Ménétrier’s disease is an uncommonly acquired hypoproteinemic hypertrophic gastropathy. Patients present with a constellation of progressive signs and symptoms that include severe abdominal pain, unremitting nausea and vomiting, peripheral edema (due to loss of protein across the gastric mucosa) and achlorhydria (due to loss of acid-producing parietal cells), along with an increased risk of gastric cancer. Until recently, gastrectomy has been the only therapeutic option. Increased EGFR signaling has been implicated in the pathogenesis of Ménétrier’s disease. The EGFR ligand, transforming growth factor-α (TGF-α is overexpressed in the gastric mucosa of Ménétrier’s disease patients, and transgenic mice that overexpress TGF-α in the stomach phenocopy many of the features of Ménétrier’s disease. We have discovered that Notch signaling is upregulated and is downstream of EGFR signaling in patients with Ménétrier’s disease and MT-TGF-α mice. We are focused to better understand the underlying mechanisms of Ménétrier’s disease and optimize treatment regimens that can be advanced to a clinical trial.

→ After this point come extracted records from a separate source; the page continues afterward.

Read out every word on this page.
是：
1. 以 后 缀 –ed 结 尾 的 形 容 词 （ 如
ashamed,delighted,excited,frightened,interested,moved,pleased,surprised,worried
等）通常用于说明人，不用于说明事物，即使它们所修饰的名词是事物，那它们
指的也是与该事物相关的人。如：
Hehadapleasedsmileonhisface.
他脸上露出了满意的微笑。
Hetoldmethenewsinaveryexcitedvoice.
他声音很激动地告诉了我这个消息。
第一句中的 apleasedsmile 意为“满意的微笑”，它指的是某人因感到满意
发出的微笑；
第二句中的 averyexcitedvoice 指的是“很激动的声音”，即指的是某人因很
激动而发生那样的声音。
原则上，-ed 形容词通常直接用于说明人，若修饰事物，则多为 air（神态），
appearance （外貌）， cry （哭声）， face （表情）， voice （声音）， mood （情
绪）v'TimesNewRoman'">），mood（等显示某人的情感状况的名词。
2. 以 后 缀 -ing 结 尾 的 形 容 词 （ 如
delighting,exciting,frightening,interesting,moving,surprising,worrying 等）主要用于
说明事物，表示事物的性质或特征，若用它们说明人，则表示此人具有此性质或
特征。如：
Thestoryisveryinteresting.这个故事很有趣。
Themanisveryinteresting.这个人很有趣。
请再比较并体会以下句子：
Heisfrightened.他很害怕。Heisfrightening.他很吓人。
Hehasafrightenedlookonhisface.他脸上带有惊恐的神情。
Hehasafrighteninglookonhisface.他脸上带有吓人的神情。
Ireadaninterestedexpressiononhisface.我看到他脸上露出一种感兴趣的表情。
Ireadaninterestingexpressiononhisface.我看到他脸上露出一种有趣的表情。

Tissue injury induces terminally differentiated cells to reprogram and reenter the cell cycle to facilitate regeneration. In the stomach, spasmolytic-polypeptide-expressing metaplasia (SPEM) occurs following injury and these cells fuel regeneration. However, SPEM is also a precancerous lesion in the stomach. It has been shown that chief cells are the major source for SPEM and we have shown that SPEM cells can repopulate other cell types during the recovery. We are now testing if other cell types (e.g., parietal cells) can reprogram to SPEM and function as quiescent stem/progenitor cells. We are focused to investigate signal pathways that regulate these cells’ plasticity in the stomach and find targets of treatment to facilitate regeneration and inhibit tumorigenesis.
We have observed that male mice express two- to three-fold higher EGFR protein in their livers compared to female mice. Notably, this sex difference in hepatic EGFR levels extends to humans. In mice, we have found that EGFR levels in the liver are regulated by testosterone. We are focused to investigate whether testosterone also regulates EGFR expression in human liver, the mechanism how testosterone regulates EGFR, and the effects of sex differential expression of hepatic EGFR on the male predominance of fatty liver disease and hepatocellular carcinoma.